You are viewing a plain text version of this content. The canonical link for it is here.
Posted to dev@accumulo.apache.org by "Patrone, Dennis S." <De...@jhuapl.edu> on 2012/10/30 16:02:44 UTC

IteratorSetting and priorities

Hi all,

Is there a reason that ScannerOptions only allows a single iterator per priority value?  It seems that multiple iterators added at the same priority could just be executed in an arbitrary order by the system.

I have a ScannerBase that gets passed around through several classes.  These classes add different filters (for different reasons) to the scanner based on the particular request being processed and user configuration.  Requiring only one filter per priority imposes a dependency among the different classes managing the filters.  They have to coordinate to make sure no one reuses the same priority.

I'd rather be able to set priorities based on the (expected) selectivity of the filter only within the class adding a subset of the filters, and let the cross-'domain' filtering priorities be managed automatically by Accumulo.

Even worse, the ScannerBase API does not provide access to the already-added IteratorSettings or even the min/max iterator priority, so I have no way AFAICT to ensure via the API that my iterator priority is not in conflict with an existing priority.  I have to manage the priority value through an unenforceable convention... and wait for a RuntimeException(!) to tell me when the convention is violated.

I think minimally an accessor method needs to be added so I can ensure my priority isn't going to clash and cause an IllegalArgumentException.

Ideally, I'd like to see filters added at the same priority allowed and just executed in some arbitrary order (or some well-defined order within the priority, e.g., in order they were added?).

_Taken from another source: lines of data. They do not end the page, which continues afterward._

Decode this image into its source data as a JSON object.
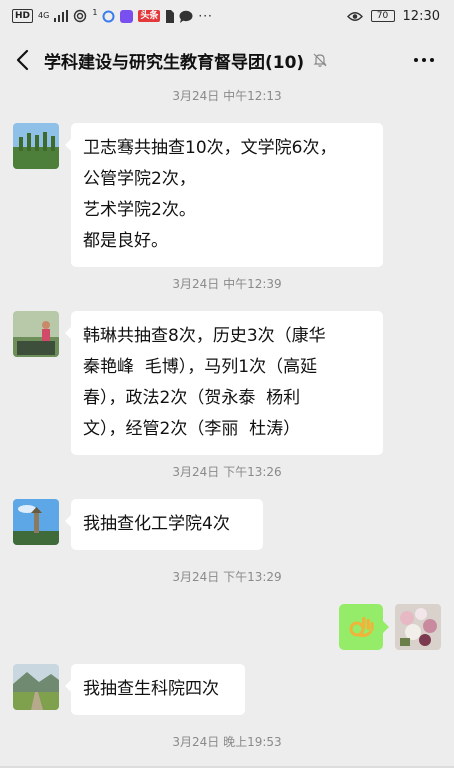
{
  "status_bar": {
    "left_badges": [
      "HD",
      "4G"
    ],
    "battery": "70",
    "time": "12:30",
    "icons": [
      "signal-icon",
      "hotspot-icon",
      "notification-dot",
      "app-icon-blue",
      "app-icon-purple",
      "app-icon-red",
      "sim-icon",
      "message-icon",
      "more-notifications-icon",
      "eye-icon",
      "battery-icon"
    ]
  },
  "header": {
    "title": "学科建设与研究生教育督导团(10)",
    "back_icon": "chevron-left-icon",
    "mute_icon": "bell-off-icon",
    "more_icon": "more-dots-icon"
  },
  "colors": {
    "background": "#ededed",
    "bubble_incoming": "#ffffff",
    "bubble_outgoing": "#95ec69",
    "timestamp": "#8a8a8a"
  },
  "messages": [
    {
      "type": "timestamp",
      "text": "3月24日 中午12:13"
    },
    {
      "type": "incoming",
      "avatar": "landscape-trees-avatar",
      "lines": [
        "卫志骞共抽查10次，文学院6次，",
        "公管学院2次，",
        "艺术学院2次。",
        "都是良好。"
      ]
    },
    {
      "type": "timestamp",
      "text": "3月24日 中午12:39"
    },
    {
      "type": "incoming",
      "avatar": "person-garden-avatar",
      "lines": [
        "韩琳共抽查8次，历史3次（康华",
        "秦艳峰  毛博），马列1次（高延",
        "春），政法2次（贺永泰  杨利",
        "文），经管2次（李丽  杜涛）"
      ]
    },
    {
      "type": "timestamp",
      "text": "3月24日 下午13:26"
    },
    {
      "type": "incoming",
      "avatar": "pagoda-sky-avatar",
      "lines": [
        "我抽查化工学院4次"
      ]
    },
    {
      "type": "timestamp",
      "text": "3月24日 下午13:29"
    },
    {
      "type": "outgoing",
      "avatar": "flowers-avatar",
      "content": "ok-hand-emoji"
    },
    {
      "type": "incoming",
      "avatar": "mountain-road-avatar",
      "lines": [
        "我抽查生科院四次"
      ]
    },
    {
      "type": "timestamp",
      "text": "3月24日 晚上19:53"
    }
  ]
}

I'd be willing to contribute some updates for this, but before I started I wanted to see if this is reasonable, if anyone else thinks it is a good idea, or if there are real valid reasons only one iterator per priority is allowed.

Thanks,
Dennis


Dennis Patrone
The Johns Hopkins University / Applied Physics Laboratory
240-228-2285 / Washington
443-778-2285 / Baltimore
443-220-7190 / Cell
dennis.patrone@jhuapl.edu<ma...@jhuapl.edu>


Re: IteratorSetting and priorities

Posted by William Slacum <wi...@accumulo.net>.
It's because you're building a stack of iterators and the order you set on
the scanner is the order of sources created and passed to init() for each
iterator you create in the stack when the scan is executing on a TServer.
Albeit deprecated, the filtering API in 1.3 does allow you to set multiple
filters at the same priority, though it is broken in certain cases.

The semantics of set up and call order are such that "I want my KVs coming
out of iterator A at priority N to be handled by iterator B at priority N +
1." If you want function composition of your predicates, then increasing
priorities/positions in the stack is the correct approach. I think most, if
not all, of what you want can be accomplished via client side helpers.

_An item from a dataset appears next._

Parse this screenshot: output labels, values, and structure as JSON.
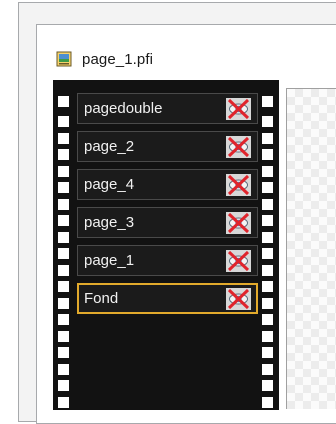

For example of where a tree model is used (and you'll be able to see that
tree's can't actually be defined on the client side), check out the
IntersectingIterator.

On Wed, Oct 31, 2012 at 7:52 AM, Patrone, Dennis S. <
Dennis.Patrone@jhuapl.edu> wrote:

> > The issue with giving multiple iterators the same priority is that the
> API specifies that during the call to init(), one source is given the
> iterator.
>
> I fail to see how this is an issue.  I don't really want a "tree" of
> iterators (I'm not sure how you'd combine the multiple results moving back
> up the tree).  I still want a straight line of iterators, I just don't want
> to have to worry about ordering within a "set" of them at the same priority
> level.
>
> So right now if I add I1 @ priority 1, I2 @ priority 2, and I3 @ priority
> 3, then basically (as I understand it, at least) the output of I1 is fed
> into I2.  Then the output of I2 is fed into I3.
>
> What I want is the API to allow me to add I2 and I3 at priority 2.  Then
> the system has two choices to process my request:
>
> I1 -> I2 -> I3
>
> ...OR...
>
> I1 -> I3 -> I2
>
> Based on my priority values, I don't care which processing chain is
> followed; either is correct.
>
> What I'm NOT asking for is this:
>
>       I2
>     /
> I1
>     \
>       I3
>
> Am I missing something?
>
> Billie- I also looked at ACCUMULO-759.  I need some time later to read
> through it and follow the discussion but then I will try to add something
> coherent.
>
> Thanks,
> Dennis
>
>

RE: IteratorSetting and priorities

Posted by "Patrone, Dennis S." <De...@jhuapl.edu>.
> The issue with giving multiple iterators the same priority is that the API specifies that during the call to init(), one source is given the iterator.

I fail to see how this is an issue.  I don't really want a "tree" of iterators (I'm not sure how you'd combine the multiple results moving back up the tree).  I still want a straight line of iterators, I just don't want to have to worry about ordering within a "set" of them at the same priority level.

So right now if I add I1 @ priority 1, I2 @ priority 2, and I3 @ priority 3, then basically (as I understand it, at least) the output of I1 is fed into I2.  Then the output of I2 is fed into I3.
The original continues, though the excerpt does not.